Irish lamb stew, made with pearled barley (all photos © Guinness).
If you like lamb, there’s no better excuse to make lamb stew than St. Patrick’s Day. Lamb shoulder, the best stew cut, is also far less pricey than lamb chops or leg of lamb.
This traditional dish is served on St. Patrick’s Day at the restaurant in Guinness Storehouse in Dublin, which provided the recipe below. Is so easy to make, that even a young cook can throw it together.
The Guinness Storehouse is the original property leased in 1759 by Arthur Guinness for his brewery. It’s a 9,000-year lease, by the way, leading one to wonder if the landlord refused to write a 10,000-year lease.
The property has been converted into a museum on the history of brewing and the history of Guinness.
Note that the recipe cooks the meat and the vegetables for the same time. This creates soft vegetables, the old-fashioned style.
If you prefer your veggies al dente, add in the vegetables after 45 minutes, but cook the full amount of stock from the beginning.
Similarly, our mom always browned stew meat before adding it to the pot. Browning helps develop more depth of flavor; some cooks even brown the vegetables and herbs. This step isn’t required in Guinness’ recipe, so we didn’t do it; although next time we will for comparison.
Serve the stew with a side of the pearled barley, some Irish soda bread and a Guinness (or brand of choice).
While the stew is cooking, check out the different cuts of lamb.
*See the last sections, below.
1. PLACE the meat, bouquet garni, barley, onions, carrots, celery and turnip in the pot; cover with chicken stock. Bring to a boil and simmer gently for one hour.
2. SKIM off the scum on top of the pot. Add the potatoes and continue cooking for ½ hour. For the last 5 minutes, add the leek.
3. REMOVE the bouquet garni. Stir in the chopped parsley. Serve in bowls.
Times change: We remember back in the 1970s that Guinness was the number one beer in the world.
HOW TO MAKE A BOUQUET GARNI
A bouquet garni (French for garnished bouquet—photo $4) is a bundle of herbs tied with a string. It is used in the preparation of soups, stews and stocks.
The herbs are tied for easy removal after cooking.
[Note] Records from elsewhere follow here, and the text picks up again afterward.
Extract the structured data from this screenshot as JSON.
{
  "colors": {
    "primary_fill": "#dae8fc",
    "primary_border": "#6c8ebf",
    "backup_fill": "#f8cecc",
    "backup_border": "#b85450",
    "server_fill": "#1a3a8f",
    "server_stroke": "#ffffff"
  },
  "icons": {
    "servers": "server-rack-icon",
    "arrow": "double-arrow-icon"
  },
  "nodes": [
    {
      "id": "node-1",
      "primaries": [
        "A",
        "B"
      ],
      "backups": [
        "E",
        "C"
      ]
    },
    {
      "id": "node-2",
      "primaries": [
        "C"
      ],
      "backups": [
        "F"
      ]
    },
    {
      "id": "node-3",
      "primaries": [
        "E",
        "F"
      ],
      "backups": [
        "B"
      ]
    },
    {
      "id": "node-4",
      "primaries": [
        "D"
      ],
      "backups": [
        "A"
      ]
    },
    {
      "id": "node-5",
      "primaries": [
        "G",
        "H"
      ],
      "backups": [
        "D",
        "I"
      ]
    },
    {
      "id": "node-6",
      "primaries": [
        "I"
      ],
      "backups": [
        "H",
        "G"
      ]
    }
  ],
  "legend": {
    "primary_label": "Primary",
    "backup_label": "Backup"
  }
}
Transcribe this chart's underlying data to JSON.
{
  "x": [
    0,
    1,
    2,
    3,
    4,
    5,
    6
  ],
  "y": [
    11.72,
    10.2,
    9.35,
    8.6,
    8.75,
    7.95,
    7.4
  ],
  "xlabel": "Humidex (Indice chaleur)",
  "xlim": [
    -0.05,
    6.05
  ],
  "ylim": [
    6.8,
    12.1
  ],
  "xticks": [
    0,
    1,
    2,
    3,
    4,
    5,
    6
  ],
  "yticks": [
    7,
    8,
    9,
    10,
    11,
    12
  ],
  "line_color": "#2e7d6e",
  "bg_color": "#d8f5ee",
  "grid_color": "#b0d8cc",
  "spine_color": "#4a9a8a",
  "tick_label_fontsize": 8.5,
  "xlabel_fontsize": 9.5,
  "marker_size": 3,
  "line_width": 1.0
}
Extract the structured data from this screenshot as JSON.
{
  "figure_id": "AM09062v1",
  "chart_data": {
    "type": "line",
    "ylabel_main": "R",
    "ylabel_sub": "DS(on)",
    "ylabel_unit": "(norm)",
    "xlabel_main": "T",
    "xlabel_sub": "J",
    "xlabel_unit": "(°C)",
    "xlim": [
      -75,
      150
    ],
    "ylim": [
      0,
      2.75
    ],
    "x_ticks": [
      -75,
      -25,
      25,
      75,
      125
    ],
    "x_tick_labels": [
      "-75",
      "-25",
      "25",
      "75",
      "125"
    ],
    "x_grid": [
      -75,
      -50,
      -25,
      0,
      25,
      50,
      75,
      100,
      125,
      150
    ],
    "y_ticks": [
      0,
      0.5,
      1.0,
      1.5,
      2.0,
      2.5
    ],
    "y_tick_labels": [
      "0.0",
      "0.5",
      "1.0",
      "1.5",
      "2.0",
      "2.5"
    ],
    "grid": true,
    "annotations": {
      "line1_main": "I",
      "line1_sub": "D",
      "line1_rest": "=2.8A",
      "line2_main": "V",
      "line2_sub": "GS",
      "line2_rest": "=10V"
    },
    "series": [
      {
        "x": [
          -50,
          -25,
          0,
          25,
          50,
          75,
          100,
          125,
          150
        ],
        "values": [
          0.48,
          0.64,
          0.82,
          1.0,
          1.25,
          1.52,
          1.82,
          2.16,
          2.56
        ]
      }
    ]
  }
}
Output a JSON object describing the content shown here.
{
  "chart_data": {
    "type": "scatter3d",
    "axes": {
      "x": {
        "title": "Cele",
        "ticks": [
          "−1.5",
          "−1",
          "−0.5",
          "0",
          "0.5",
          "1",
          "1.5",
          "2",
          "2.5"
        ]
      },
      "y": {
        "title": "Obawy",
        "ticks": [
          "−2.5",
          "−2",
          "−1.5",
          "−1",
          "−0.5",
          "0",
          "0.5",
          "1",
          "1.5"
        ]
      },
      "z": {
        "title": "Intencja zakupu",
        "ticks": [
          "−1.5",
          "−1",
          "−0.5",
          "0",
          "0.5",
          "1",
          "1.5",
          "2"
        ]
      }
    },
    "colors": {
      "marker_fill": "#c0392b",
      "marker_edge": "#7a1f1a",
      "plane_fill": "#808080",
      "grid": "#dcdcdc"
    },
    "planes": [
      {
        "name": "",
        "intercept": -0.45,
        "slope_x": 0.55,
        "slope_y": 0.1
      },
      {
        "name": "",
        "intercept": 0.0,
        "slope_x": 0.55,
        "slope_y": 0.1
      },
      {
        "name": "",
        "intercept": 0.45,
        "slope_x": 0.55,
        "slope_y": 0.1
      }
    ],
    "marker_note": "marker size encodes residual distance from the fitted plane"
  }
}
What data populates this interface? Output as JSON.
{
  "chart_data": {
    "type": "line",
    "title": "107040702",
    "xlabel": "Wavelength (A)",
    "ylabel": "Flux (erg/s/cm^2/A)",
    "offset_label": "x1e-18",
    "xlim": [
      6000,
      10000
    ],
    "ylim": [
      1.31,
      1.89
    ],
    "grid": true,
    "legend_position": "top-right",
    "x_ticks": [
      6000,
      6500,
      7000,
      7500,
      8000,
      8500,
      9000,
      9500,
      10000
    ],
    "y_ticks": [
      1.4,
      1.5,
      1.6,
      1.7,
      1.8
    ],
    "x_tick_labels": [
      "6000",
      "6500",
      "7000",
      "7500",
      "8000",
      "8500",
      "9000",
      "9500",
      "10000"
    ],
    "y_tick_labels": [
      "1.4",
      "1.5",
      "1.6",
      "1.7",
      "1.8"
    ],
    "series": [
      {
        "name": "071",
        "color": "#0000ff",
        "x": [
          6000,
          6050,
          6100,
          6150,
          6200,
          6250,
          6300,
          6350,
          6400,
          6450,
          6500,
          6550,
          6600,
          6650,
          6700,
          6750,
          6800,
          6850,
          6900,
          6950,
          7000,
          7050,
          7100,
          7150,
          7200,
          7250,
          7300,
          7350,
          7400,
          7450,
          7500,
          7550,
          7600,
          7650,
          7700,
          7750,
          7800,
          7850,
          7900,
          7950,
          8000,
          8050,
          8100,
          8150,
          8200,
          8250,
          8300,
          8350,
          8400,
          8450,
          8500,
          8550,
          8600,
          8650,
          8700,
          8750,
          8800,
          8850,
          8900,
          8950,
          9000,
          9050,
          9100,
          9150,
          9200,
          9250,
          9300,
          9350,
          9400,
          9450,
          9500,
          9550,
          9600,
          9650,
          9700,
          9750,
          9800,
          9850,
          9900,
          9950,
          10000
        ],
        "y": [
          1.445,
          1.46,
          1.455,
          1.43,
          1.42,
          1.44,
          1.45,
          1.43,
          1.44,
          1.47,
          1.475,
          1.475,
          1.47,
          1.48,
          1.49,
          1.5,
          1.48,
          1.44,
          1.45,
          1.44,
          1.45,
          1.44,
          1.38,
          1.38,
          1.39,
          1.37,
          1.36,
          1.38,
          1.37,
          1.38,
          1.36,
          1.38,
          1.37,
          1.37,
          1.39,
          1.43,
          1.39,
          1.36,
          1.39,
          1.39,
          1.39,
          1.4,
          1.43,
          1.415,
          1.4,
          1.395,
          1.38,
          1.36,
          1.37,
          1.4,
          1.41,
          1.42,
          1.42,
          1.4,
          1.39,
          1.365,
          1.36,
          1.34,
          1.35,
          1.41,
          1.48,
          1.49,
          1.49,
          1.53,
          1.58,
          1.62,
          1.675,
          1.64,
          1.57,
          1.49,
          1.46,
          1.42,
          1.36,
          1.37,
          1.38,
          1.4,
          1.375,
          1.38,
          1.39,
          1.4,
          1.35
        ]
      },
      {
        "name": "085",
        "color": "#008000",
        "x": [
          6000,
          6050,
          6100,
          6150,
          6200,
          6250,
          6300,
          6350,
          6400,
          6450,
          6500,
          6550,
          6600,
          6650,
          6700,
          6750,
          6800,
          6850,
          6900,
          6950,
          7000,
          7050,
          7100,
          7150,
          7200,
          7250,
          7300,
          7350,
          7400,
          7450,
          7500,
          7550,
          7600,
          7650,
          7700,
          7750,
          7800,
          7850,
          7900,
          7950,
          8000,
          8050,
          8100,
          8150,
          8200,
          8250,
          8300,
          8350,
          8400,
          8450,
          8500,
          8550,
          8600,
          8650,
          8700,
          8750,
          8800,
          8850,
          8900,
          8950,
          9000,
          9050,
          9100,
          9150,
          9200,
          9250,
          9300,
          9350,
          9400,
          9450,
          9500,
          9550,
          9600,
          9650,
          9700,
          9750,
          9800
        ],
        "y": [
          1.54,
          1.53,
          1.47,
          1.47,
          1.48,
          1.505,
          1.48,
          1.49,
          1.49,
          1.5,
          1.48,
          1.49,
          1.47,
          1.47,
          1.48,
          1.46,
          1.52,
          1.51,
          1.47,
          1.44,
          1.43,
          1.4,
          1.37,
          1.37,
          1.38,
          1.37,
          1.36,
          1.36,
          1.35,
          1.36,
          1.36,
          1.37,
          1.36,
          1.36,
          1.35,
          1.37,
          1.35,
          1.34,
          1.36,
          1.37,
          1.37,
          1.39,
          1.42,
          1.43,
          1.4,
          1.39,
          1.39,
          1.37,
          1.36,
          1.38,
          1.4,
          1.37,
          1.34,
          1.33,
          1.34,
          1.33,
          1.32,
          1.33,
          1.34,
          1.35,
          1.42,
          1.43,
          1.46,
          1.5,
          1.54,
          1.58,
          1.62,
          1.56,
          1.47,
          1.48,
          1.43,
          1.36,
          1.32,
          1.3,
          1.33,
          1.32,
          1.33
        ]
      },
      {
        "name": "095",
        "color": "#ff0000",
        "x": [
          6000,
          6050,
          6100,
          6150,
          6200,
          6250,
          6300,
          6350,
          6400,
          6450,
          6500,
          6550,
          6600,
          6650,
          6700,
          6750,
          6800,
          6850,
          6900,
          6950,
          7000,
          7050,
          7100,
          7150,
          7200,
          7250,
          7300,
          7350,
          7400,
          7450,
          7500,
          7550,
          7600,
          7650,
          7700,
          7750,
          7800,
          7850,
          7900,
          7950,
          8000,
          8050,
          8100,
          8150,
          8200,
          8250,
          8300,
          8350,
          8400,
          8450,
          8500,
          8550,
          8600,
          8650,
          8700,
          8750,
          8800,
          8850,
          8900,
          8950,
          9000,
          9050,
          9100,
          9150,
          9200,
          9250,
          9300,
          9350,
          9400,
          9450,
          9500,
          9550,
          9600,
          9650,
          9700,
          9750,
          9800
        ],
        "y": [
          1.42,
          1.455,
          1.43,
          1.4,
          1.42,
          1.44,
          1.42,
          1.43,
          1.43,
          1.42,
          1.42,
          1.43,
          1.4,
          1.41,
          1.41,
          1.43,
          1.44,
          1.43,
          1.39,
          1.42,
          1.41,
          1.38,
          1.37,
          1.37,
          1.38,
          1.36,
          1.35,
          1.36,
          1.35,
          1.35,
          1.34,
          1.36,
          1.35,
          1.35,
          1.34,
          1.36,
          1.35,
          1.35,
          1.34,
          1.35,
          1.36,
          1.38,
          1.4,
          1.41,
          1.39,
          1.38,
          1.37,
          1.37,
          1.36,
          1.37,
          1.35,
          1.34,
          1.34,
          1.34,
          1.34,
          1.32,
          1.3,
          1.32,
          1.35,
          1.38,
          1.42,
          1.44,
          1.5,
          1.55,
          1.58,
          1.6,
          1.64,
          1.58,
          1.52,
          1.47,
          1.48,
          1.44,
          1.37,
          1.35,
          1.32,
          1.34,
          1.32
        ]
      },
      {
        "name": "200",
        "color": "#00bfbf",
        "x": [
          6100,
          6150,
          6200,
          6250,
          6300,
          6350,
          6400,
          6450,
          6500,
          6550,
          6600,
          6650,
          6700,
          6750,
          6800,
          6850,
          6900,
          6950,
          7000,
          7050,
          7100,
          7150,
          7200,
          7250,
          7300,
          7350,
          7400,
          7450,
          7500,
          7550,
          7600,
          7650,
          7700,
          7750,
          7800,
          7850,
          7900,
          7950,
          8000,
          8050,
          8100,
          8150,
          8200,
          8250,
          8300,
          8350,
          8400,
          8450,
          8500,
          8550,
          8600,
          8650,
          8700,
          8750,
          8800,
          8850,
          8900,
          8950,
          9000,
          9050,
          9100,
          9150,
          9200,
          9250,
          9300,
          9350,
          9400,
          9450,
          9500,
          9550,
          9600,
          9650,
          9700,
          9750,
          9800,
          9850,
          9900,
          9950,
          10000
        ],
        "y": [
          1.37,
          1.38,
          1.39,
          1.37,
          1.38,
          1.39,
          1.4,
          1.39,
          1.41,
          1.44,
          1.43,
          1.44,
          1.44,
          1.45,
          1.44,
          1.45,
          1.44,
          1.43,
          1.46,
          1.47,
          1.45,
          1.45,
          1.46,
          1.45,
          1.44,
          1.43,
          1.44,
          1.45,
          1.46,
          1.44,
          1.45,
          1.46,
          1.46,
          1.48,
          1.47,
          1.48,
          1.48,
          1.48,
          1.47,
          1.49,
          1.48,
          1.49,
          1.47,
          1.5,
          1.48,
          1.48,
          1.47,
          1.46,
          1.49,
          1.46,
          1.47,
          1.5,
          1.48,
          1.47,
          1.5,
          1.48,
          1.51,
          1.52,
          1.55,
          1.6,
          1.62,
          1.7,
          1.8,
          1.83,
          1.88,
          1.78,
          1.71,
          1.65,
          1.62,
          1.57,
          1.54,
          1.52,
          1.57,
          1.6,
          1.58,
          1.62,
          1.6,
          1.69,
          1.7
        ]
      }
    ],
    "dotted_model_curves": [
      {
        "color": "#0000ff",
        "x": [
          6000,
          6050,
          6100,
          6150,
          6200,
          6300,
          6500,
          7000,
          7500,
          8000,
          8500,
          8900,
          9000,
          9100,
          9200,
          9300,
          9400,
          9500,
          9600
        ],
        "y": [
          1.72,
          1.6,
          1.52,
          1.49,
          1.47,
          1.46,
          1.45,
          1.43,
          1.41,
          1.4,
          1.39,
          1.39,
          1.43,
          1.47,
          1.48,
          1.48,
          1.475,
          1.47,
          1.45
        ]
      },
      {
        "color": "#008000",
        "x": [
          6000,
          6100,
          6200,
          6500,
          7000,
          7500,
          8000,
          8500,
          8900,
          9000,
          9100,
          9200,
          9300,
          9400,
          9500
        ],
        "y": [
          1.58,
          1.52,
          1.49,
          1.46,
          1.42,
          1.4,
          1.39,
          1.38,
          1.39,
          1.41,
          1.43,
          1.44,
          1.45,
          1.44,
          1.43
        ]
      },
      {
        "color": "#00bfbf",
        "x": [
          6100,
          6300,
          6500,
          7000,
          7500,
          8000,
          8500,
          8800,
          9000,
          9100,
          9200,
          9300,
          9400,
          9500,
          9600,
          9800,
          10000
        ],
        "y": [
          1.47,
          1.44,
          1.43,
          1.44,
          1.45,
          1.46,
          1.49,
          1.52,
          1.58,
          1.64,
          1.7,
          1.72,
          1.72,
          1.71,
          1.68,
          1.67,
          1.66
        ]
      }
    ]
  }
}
In situations where some ingredients can’t be tied (peppercorns or garlic cloves, for example), a small muslin drawstring bag or piece of cheesecloth is used.
The bouquet is cooked in the pot with the other ingredients, but is removed when cooking is complete.
There is no generic recipe for bouquet garni, but most French recipes combine bay leaf, parsley and thyme.
Keep the parsley leaves for garnish, but tie the stalks in the bouquet garni rather than throw them away. They have lots of flavor.
In general, never toss the stalks, but freeze them to flavor your next pot of soup.
Pearl barley, or pearled barley, is barley that has been processed to remove the hull and the bran.
All barley must have its fibrous outer hull removed before it can be eaten; but pearl barley is then polished to remove the bran layer.
With the bran removed, the barley is no longer a whole grain, but is still nutritious. Hulled barley, the whole grain form, is also known as barley groats.
Pearl barley is still chewy and nutritious, but less so than hulled barley, which still has its bran layer.
The polished grains are also softer and take less time to cook, about 40 minutes. That’s why pearl barley is most often used in recipes.
You can substitute hulled barley in recipes, by adjusting for a longer cooking time.